Améliorer la gouvernance et favoriser la mise en place locale

Pour finir, la stratégie annuelle pour la croissance durable de la Commission encourage les États membres à demander l’avis de leur conseil national de productivité ou d’autorités fiscales indépendantes pour leurs plans de relance et de résilience. Les États membres sont également invités à présenter dans les grandes lignes la façon dont les partenaires sociaux et, le cas échéant, les organisations de la société civile ont été consultés et impliqués dans la conception des réformes.
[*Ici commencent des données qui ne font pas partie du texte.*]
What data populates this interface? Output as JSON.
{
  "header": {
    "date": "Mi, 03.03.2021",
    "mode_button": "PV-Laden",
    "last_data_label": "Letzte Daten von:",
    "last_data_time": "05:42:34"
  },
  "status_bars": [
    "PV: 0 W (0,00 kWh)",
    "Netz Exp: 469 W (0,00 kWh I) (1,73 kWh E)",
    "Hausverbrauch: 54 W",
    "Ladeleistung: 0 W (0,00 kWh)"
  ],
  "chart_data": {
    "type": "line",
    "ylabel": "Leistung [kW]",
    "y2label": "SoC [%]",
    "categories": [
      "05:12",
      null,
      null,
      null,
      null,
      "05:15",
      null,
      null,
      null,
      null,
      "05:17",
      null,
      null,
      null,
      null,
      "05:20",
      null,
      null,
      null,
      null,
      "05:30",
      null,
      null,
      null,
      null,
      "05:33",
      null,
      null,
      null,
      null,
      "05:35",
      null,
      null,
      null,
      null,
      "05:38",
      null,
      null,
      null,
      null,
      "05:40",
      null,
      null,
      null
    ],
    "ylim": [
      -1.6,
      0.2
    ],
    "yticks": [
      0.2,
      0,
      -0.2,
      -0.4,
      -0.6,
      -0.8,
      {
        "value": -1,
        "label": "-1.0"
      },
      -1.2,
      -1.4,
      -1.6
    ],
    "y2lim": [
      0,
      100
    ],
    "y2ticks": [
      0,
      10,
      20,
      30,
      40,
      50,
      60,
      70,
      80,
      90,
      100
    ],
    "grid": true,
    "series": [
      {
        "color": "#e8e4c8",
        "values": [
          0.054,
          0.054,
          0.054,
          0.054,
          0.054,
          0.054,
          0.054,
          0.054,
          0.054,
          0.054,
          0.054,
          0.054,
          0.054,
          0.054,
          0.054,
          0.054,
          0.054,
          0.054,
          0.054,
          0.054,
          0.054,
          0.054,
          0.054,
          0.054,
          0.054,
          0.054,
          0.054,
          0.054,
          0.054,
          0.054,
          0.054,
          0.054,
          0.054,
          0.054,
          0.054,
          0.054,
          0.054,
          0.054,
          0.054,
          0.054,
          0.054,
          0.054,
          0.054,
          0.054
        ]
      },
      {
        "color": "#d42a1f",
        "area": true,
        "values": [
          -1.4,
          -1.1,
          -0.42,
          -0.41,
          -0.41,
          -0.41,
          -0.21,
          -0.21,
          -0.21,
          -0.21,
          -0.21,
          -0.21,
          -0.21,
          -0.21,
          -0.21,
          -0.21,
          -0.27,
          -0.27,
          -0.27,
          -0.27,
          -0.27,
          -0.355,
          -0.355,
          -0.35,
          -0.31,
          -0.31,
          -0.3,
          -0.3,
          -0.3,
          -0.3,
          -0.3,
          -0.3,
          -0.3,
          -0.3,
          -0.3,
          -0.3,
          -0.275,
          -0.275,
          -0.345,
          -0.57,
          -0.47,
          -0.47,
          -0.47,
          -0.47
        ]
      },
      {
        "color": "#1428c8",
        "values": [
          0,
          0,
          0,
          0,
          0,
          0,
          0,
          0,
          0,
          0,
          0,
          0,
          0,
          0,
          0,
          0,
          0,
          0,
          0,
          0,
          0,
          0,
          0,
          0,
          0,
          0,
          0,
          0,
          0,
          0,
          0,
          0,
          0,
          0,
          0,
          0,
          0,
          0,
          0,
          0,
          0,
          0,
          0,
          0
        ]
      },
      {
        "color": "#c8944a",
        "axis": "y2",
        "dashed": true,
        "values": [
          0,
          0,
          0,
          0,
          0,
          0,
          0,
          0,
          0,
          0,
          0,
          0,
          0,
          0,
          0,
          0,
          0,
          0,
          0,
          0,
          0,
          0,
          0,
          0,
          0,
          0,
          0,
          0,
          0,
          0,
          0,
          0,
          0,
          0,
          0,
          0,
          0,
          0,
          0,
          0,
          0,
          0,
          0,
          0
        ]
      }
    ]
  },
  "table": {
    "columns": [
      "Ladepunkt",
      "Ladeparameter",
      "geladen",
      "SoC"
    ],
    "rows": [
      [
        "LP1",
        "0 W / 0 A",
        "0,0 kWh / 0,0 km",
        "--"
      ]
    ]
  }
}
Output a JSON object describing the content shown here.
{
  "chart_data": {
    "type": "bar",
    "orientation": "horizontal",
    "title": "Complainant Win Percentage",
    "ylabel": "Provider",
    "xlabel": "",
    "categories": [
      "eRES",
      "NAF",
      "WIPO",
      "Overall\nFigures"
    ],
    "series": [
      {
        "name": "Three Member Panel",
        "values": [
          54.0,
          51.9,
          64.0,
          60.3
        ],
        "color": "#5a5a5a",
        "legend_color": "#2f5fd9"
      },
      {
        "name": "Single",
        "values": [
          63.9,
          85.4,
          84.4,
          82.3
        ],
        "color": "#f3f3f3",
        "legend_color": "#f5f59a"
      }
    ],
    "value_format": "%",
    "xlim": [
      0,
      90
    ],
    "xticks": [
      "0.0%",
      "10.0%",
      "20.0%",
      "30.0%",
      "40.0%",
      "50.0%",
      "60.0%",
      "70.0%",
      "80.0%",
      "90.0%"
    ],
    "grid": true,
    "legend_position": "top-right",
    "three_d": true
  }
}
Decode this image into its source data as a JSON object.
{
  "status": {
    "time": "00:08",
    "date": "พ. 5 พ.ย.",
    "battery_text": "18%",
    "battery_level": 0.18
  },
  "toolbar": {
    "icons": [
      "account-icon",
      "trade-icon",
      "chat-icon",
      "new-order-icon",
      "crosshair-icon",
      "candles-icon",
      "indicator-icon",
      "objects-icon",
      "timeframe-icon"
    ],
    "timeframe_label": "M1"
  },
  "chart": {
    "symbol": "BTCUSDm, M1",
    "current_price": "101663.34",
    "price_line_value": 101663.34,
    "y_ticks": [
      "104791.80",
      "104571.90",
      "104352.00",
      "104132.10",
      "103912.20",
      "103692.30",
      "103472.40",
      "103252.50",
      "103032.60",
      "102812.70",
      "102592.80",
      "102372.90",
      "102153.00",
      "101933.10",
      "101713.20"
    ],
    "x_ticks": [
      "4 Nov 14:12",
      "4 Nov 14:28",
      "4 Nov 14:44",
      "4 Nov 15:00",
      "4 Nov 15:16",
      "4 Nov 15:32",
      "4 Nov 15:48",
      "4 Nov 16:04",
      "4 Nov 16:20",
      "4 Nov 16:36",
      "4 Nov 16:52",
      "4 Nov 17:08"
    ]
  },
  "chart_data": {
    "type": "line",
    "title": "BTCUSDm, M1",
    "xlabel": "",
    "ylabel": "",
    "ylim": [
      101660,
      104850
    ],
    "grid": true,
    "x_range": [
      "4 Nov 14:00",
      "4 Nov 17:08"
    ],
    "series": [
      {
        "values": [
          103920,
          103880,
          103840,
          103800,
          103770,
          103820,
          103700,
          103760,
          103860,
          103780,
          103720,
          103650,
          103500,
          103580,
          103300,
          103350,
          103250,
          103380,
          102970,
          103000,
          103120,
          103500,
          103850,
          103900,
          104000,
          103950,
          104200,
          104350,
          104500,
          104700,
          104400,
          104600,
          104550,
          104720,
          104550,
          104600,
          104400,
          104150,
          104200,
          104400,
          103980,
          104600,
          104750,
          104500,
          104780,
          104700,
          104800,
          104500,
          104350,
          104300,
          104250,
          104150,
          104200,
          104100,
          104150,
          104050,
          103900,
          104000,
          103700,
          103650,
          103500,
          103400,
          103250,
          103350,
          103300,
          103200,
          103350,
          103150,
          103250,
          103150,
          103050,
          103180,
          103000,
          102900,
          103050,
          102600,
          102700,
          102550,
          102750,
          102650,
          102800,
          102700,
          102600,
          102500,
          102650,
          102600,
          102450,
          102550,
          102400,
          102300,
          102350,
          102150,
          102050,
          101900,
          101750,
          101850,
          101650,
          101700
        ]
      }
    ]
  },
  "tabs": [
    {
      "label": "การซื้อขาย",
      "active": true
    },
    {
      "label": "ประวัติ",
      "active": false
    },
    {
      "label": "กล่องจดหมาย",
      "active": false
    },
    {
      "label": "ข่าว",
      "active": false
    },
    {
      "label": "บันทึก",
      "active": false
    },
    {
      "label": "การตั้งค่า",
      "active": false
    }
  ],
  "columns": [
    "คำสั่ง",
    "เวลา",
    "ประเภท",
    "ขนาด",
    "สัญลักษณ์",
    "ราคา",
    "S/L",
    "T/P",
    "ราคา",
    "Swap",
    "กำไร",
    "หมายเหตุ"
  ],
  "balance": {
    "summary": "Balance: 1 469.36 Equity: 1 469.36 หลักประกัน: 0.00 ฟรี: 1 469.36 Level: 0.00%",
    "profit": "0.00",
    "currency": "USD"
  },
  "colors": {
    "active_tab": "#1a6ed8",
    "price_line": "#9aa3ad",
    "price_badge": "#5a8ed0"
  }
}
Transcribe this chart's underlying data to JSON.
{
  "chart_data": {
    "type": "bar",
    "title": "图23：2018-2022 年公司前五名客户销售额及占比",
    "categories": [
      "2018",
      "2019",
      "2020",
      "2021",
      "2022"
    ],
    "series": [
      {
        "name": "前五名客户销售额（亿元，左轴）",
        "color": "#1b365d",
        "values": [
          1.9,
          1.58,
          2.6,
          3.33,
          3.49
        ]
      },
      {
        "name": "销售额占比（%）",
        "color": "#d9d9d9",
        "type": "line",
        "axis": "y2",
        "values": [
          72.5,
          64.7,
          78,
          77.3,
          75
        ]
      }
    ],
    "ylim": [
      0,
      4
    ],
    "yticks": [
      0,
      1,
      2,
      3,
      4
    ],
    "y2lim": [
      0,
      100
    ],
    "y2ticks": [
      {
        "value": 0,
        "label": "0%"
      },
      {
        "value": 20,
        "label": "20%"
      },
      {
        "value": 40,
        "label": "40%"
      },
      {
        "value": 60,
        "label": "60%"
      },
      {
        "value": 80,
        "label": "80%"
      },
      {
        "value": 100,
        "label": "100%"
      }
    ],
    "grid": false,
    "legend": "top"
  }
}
Cela participe à entretenir une mauvaise habitude qui consiste à ne considérer le dialogue avec les parties prenantes que comme un échange avec les employeurs, les syndicats et les ONG, en faisant abstraction de la nécessité de trouver des solutions au niveau local, c’est-à-dire à l’échelle des individus concernés et de leurs familles. Sans surprise, il existe un décalage entre le projet européen et la mobilisation citoyenne que la stratégie annuelle pour la croissance durable continue à nier. Il est pourtant indispensable de considérer les autorités locales et régionales ainsi que les services publics sociaux comme des partenaires clés, sans se limiter au dialogue avec les partenaires sociaux et les ONG sociales.

Les dépenses en matière de bien-être social représentent plus de 20 % des dépenses publiques infranationales, ce qui fait de ce secteur un élément essentiel pour stimuler le développement économique et social.